Yan Si, con grillos en las manos y los pies, entró a la sala de audiencia. Al ver a Yumu, se preguntó: "¿Qué hace aquí?" Los guardias le quitaron las cadenas. Yan Si se postró ante Bao Gong. Bao Gong dijo: "Yan Cha-san, levanta la cabeza." Yan Cha-san alzó la vista. Bao Gong vio que, a pesar de su aspecto desaliñado, era una persona de buen rostro y carácter honesto.
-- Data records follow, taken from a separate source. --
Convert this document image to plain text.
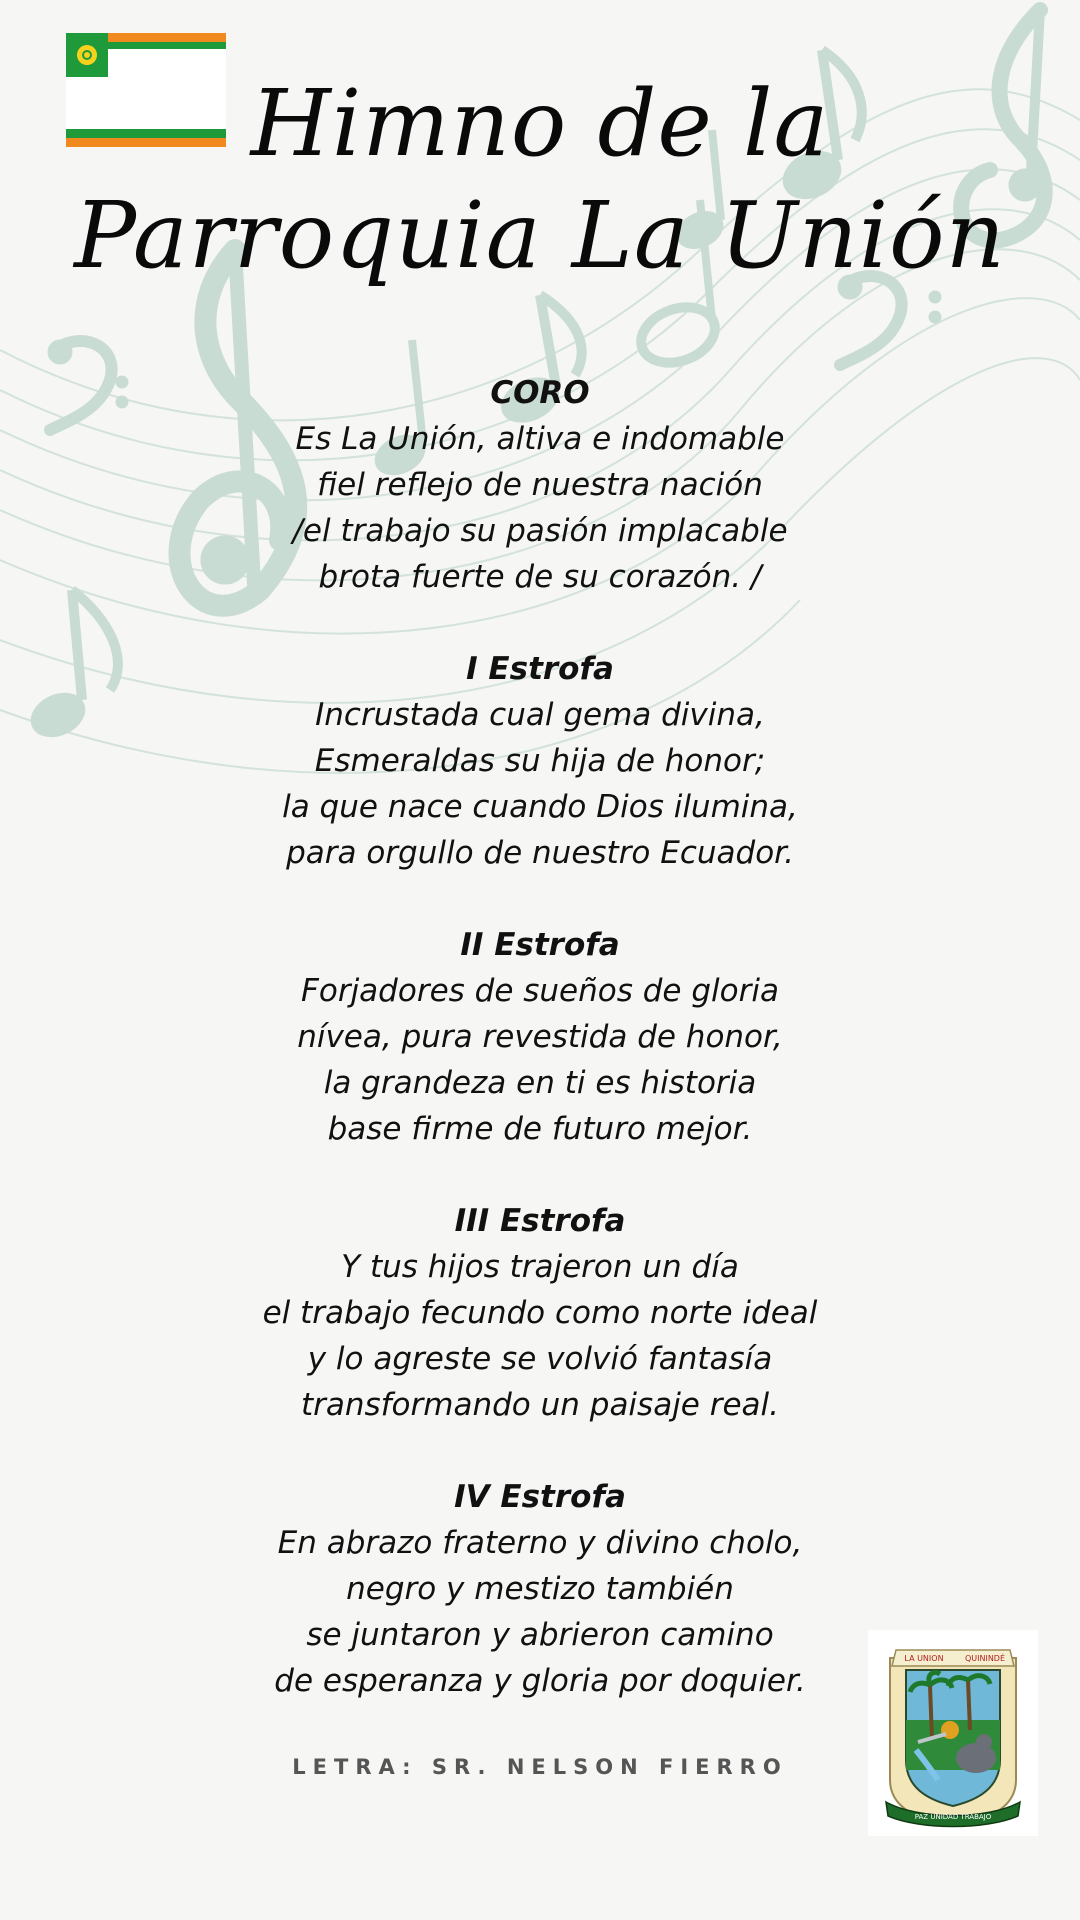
Himno de la
Parroquia La Unión
CORO
Es La Unión, altiva e indomable
fiel reflejo de nuestra nación
/el trabajo su pasión implacable
brota fuerte de su corazón. /
I Estrofa
Incrustada cual gema divina,
Esmeraldas su hija de honor;
la que nace cuando Dios ilumina,
para orgullo de nuestro Ecuador.
II Estrofa
Forjadores de sueños de gloria
nívea, pura revestida de honor,
la grandeza en ti es historia
base firme de futuro mejor.
III Estrofa
Y tus hijos trajeron un día
el trabajo fecundo como norte ideal
y lo agreste se volvió fantasía
transformando un paisaje real.
IV Estrofa
En abrazo fraterno y divino cholo,
negro y mestizo también
se juntaron y abrieron camino
de esperanza y gloria por doquier.
LETRA: SR. NELSON FIERRO
LA UNION	QUININDÉ
PAZ UNIDAD TRABAJO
Preguntó: "¿Cómo mataste a Xiu-hong?" Yan Si relató su confesión en el condado sin cambiar una palabra. Bao Gong asintió y dijo: "Xiu-hong fue realmente vil. Eres pariente de Lin Hong, eras huésped en su casa, ¡y aún te atreves a no obedece sus llamadas! No es extraño que estés enfadado. Ahora pregunto. ¿Cuándo saliste de la biblioteca? ¿Por qué ruta llegaste a la puerta interna? ¿A qué hora mataste a Xiu-hong? ¿Dónde murió?"
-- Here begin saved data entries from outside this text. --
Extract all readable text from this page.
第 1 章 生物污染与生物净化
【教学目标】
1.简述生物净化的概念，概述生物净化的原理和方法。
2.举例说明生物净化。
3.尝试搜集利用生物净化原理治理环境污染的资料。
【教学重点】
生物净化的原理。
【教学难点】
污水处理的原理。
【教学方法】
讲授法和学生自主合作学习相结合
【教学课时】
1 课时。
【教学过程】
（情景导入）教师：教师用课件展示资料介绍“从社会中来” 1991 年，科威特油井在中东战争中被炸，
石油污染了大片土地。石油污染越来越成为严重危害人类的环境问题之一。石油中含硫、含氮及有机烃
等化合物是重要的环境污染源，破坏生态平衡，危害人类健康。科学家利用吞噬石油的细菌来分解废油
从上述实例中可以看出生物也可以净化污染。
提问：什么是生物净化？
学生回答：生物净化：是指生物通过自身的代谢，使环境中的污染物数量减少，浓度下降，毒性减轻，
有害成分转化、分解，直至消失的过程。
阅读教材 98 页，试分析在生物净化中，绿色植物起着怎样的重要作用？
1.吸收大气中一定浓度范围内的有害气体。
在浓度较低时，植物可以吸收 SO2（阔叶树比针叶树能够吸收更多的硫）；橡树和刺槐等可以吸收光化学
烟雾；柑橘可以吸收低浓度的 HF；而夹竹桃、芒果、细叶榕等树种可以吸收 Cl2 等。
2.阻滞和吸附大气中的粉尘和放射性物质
Yan Si, al oír las preguntas de Bao Gong, no pudo responder. Pensó: "¡Qué astuto! ¡Qué astuto! No dije que maté a Xiu-hong, pero temía que saliera a la luz y dañara mi reputación, así que confesé haberla matado. Ahora el señor está interrogándome con precisión. ¿Cómo puedo explicar cuándo salí de la biblioteca o por qué ruta llegué a la puerta interna?" En ese momento, Yumu lloró: "Señor, si no lo explica ahora, ¿no se acordará de sus padres en casa? "Estará preocupado." Yan Si, al escuchar esto, sintió un dolor en el corazón y una vergüenza. No pudo contener las lágrimas mientras rogaba: "El delincuente merece la muerte mil veces, pero solo pido clemencia del señor."
Bao Gong dijo: "Tengo otra pregunta. ¿Por qué no fuiste a buscar al joven Lin Hong cuando recibiste su mensaje?" Yan Si exclamó: "¡Oh! Señor, ¡la culpa está aquí! Esa tarde, después de que Xiu-hong me entregara el mensaje, estaba a punto de leerlo. Justo en ese momento, Feng Junxing vino a pedirme prestados unos libros. Lo escondí debajo del libro, pero después Feng Junxing se fue y no pude encontrarlo más. No sabía lo que decía el mensaje, ¿cómo podría saber sobre la puerta interna? "Bao Gong escuchó esto y comprendió.
Un guardia anunció: "Se ha traído a Feng Junxing." Bao Gong ordenó aludir a Yan Si y su sirviente, luego llevó a Feng Junxing a la sala. Bao Gong lo observó y pensó que era un malvado, golpeando el gong con fuerza: "¡Feng Junxing! ¡Confiesa de inmediato tu robo y asesinato!" Los guardias le presionaron: "¡Responde, responde, responde!" Feng Junxing se asustó y confesó todo. Explicó cómo intercambió las palmas, robó el mensaje, cómo se deslizó a la puerta interna en la medianoche con la palma y el mensaje, cómo mató a Xiu-hong para que no gritara, cómo dejó el mensaje y la palma, y recuperó la bolsa de plata. Bao Gong lo interrogó hasta sacar toda la verdad y le hizo firmar una confesión. Luego ordenó traer la silla de la muerte real.